/top-literary-agents

A little scraping and relationship mapping to find the heavy hitter literary agents

Primary LanguagePython

Finding the Top Literary Agents from 2016, 2017, and 2018

The publishing industry can be difficult to navigate. This project is an attempt to find the most prominent literary agents using some simple scraping and relationship mapping.

Methodology

The methodology is fairly simple and uses some shell commands to extract data.

Best Fiction Lists

A Google search for "best fiction 2017" yields a decent number of URLs to bestseller lists. The content from these pages can be downloaded for parsing:

mkdir best-fiction-2017.data
cat best-fiction-2017.urls.txt | xargs -P8 -I {} sh -c 'curl {} > best-fiction-2017.data/$(echo {} | md5sum | cut -d\  -f1) || true'

The downloaded content can then be parsed by looking for "by Some Author" strings. This yields a number of spurious entries, but because we're mapping it to agent listings later on, it won't matter.

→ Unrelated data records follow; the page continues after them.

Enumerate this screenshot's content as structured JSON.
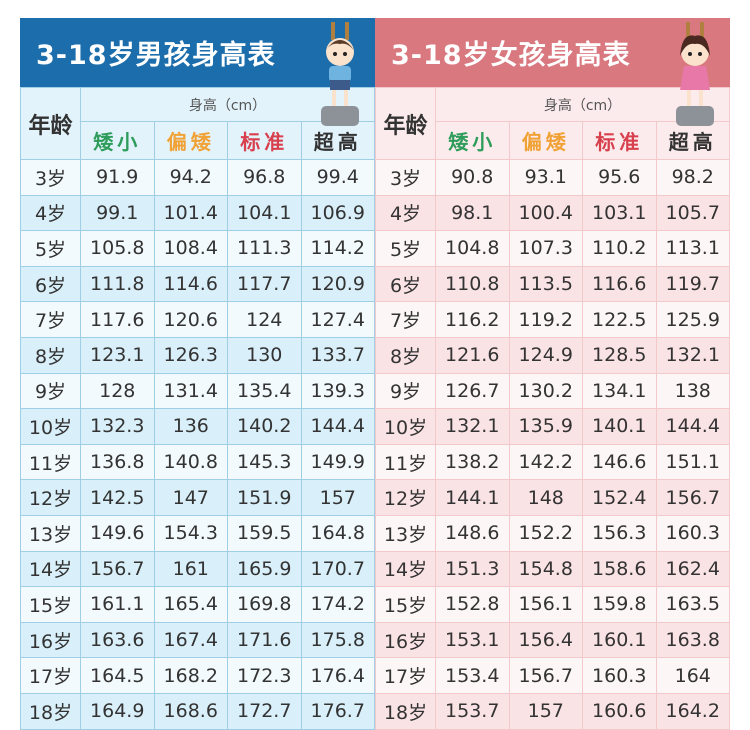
{
  "boys": {
    "title": "3-18岁男孩身高表",
    "age_header": "年龄",
    "height_header": "身高（cm）",
    "columns": [
      "矮小",
      "偏矮",
      "标准",
      "超高"
    ],
    "rows": [
      [
        "3岁",
        "91.9",
        "94.2",
        "96.8",
        "99.4"
      ],
      [
        "4岁",
        "99.1",
        "101.4",
        "104.1",
        "106.9"
      ],
      [
        "5岁",
        "105.8",
        "108.4",
        "111.3",
        "114.2"
      ],
      [
        "6岁",
        "111.8",
        "114.6",
        "117.7",
        "120.9"
      ],
      [
        "7岁",
        "117.6",
        "120.6",
        "124",
        "127.4"
      ],
      [
        "8岁",
        "123.1",
        "126.3",
        "130",
        "133.7"
      ],
      [
        "9岁",
        "128",
        "131.4",
        "135.4",
        "139.3"
      ],
      [
        "10岁",
        "132.3",
        "136",
        "140.2",
        "144.4"
      ],
      [
        "11岁",
        "136.8",
        "140.8",
        "145.3",
        "149.9"
      ],
      [
        "12岁",
        "142.5",
        "147",
        "151.9",
        "157"
      ],
      [
        "13岁",
        "149.6",
        "154.3",
        "159.5",
        "164.8"
      ],
      [
        "14岁",
        "156.7",
        "161",
        "165.9",
        "170.7"
      ],
      [
        "15岁",
        "161.1",
        "165.4",
        "169.8",
        "174.2"
      ],
      [
        "16岁",
        "163.6",
        "167.4",
        "171.6",
        "175.8"
      ],
      [
        "17岁",
        "164.5",
        "168.2",
        "172.3",
        "176.4"
      ],
      [
        "18岁",
        "164.9",
        "168.6",
        "172.7",
        "176.7"
      ]
    ]
  },
  "girls": {
    "title": "3-18岁女孩身高表",
    "age_header": "年龄",
    "height_header": "身高（cm）",
    "columns": [
      "矮小",
      "偏矮",
      "标准",
      "超高"
    ],
    "rows": [
      [
        "3岁",
        "90.8",
        "93.1",
        "95.6",
        "98.2"
      ],
      [
        "4岁",
        "98.1",
        "100.4",
        "103.1",
        "105.7"
      ],
      [
        "5岁",
        "104.8",
        "107.3",
        "110.2",
        "113.1"
      ],
      [
        "6岁",
        "110.8",
        "113.5",
        "116.6",
        "119.7"
      ],
      [
        "7岁",
        "116.2",
        "119.2",
        "122.5",
        "125.9"
      ],
      [
        "8岁",
        "121.6",
        "124.9",
        "128.5",
        "132.1"
      ],
      [
        "9岁",
        "126.7",
        "130.2",
        "134.1",
        "138"
      ],
      [
        "10岁",
        "132.1",
        "135.9",
        "140.1",
        "144.4"
      ],
      [
        "11岁",
        "138.2",
        "142.2",
        "146.6",
        "151.1"
      ],
      [
        "12岁",
        "144.1",
        "148",
        "152.4",
        "156.7"
      ],
      [
        "13岁",
        "148.6",
        "152.2",
        "156.3",
        "160.3"
      ],
      [
        "14岁",
        "151.3",
        "154.8",
        "158.6",
        "162.4"
      ],
      [
        "15岁",
        "152.8",
        "156.1",
        "159.8",
        "163.5"
      ],
      [
        "16岁",
        "153.1",
        "156.4",
        "160.1",
        "163.8"
      ],
      [
        "17岁",
        "153.4",
        "156.7",
        "160.3",
        "164"
      ],
      [
        "18岁",
        "153.7",
        "157",
        "160.6",
        "164.2"
      ]
    ]
  },
  "colors": {
    "boys_title_bg": "#1b6dab",
    "girls_title_bg": "#d9787f",
    "column_colors": [
      "#2e9c5a",
      "#f0a236",
      "#d8404e",
      "#333333"
    ]
  }
}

cat best-fiction-2017.data/* | grep -o 'by [A-Z][A-Za-z]\+ [A-Z][A-Za-z]\+' | cut -d\  -f2- | sort -u > best-authors-2017.txt

Literary Agents List

The site, pw.org, has a good list of literary agents specializing in literary fiction. I had to resort to writing Python code to clean and restructure the content. This list can be acquired with the following commands:

curl 'https://www.pw.org/literary_agents?filter0=9677&field_electronic_submissions_value=All&items_per_page=All' > literary-agents-pw-org.html
xmllint --html --xpath "//li[contains(@class, 'views-row')]" literary-agents-pw-org.html | xmllint --html --xpath '//text()' - | cut -d\: -f2 | sed 's/^[\ ]\+//g' > literary-agents-pw-org.txt
python literary_agent_parsing.py --input-file literary-agents-pw-org.txt | sort -u > literary-agents.txt

The final artifact is the literary-agents.txt file, which is a CSV file containing author,agent,agency. Again there are some spurious entries given HTML special characters, etc. You'll need to remove any entries starting with a ,, i.e. agents with no represented authors.

Joining Authors, Agents, and Agencies

Now that we have the best-authors-2017.txt and literary-agents.txt file, we can perform a simple join command to get the list of agents and agencies associated with the bestsellers of 2017:

join -t ',' best-authors-2017.txt literary-agents.txt

This yields the small list below:

Author Agent Agency
Annie Proulx Liz Darhansoff Darhansoff Verrill Feldman Literary Agents
Celeste Ng Julie Barer The Book Group
Claire Messud Georges Borchardt Georges Borchardt
Colson Whitehead Nicole Aragi Aragi Inc.
Dan Chaon Renée Zuckerbrot Massie & McQuilkin
Dexter Palmer Susan Golomb Writers House
Diksha Basu Adam Eaglin Cheney Associates LLC
Elizabeth Strout Molly Friedrich The Friedrich Agency LLC
Emma Cline Bill Clegg The Clegg Agency
Erik Larson Gary Morris David Black Agency
Gabrielle Zevin Douglas Stewart Sterling Lord Literistic Inc.
Jhumpa Lahiri Eric Simonoff William Morris Endeavor
Joshua Ferris Julie Barer The Book Group
Julie Buntin Sarah Bowlin Aevitas Creative Management
Lauren Groff Bill Clegg The Clegg Agency
Lidia Yuknavitch Rayhané Sanders Massie & McQuilkin
Maria Semple Anna Stein ICM Partners
Michael Chabon Dan Kirschen ICM Partners
Michael Chabon Mary Evans Mary Evans Agency
Neal Stephenson Liz Darhansoff Darhansoff Verrill Feldman Literary Agents
Ottessa Moshfegh Bill Clegg The Clegg Agency
Paul Auster Carol Mann Carol Mann Agency
Paul Yoon Mitchell Waters Curtis Brown Ltd.
Rachel Khong Sarah Bowlin Aevitas Creative Management
Samantha Hunt PJ Mark Janklow & Nesbit Associates
Sarah Perry Susan Golomb Writers House
Sophie Kinsella Kimberly Witherspoon Inkwell Management
Stephen King Liz Darhansoff Darhansoff Verrill Feldman Literary Agents
Thomas Mullen Susan Golomb Writers House
Weike Wang Joy Harris The Joy Harris Literary Agency Inc.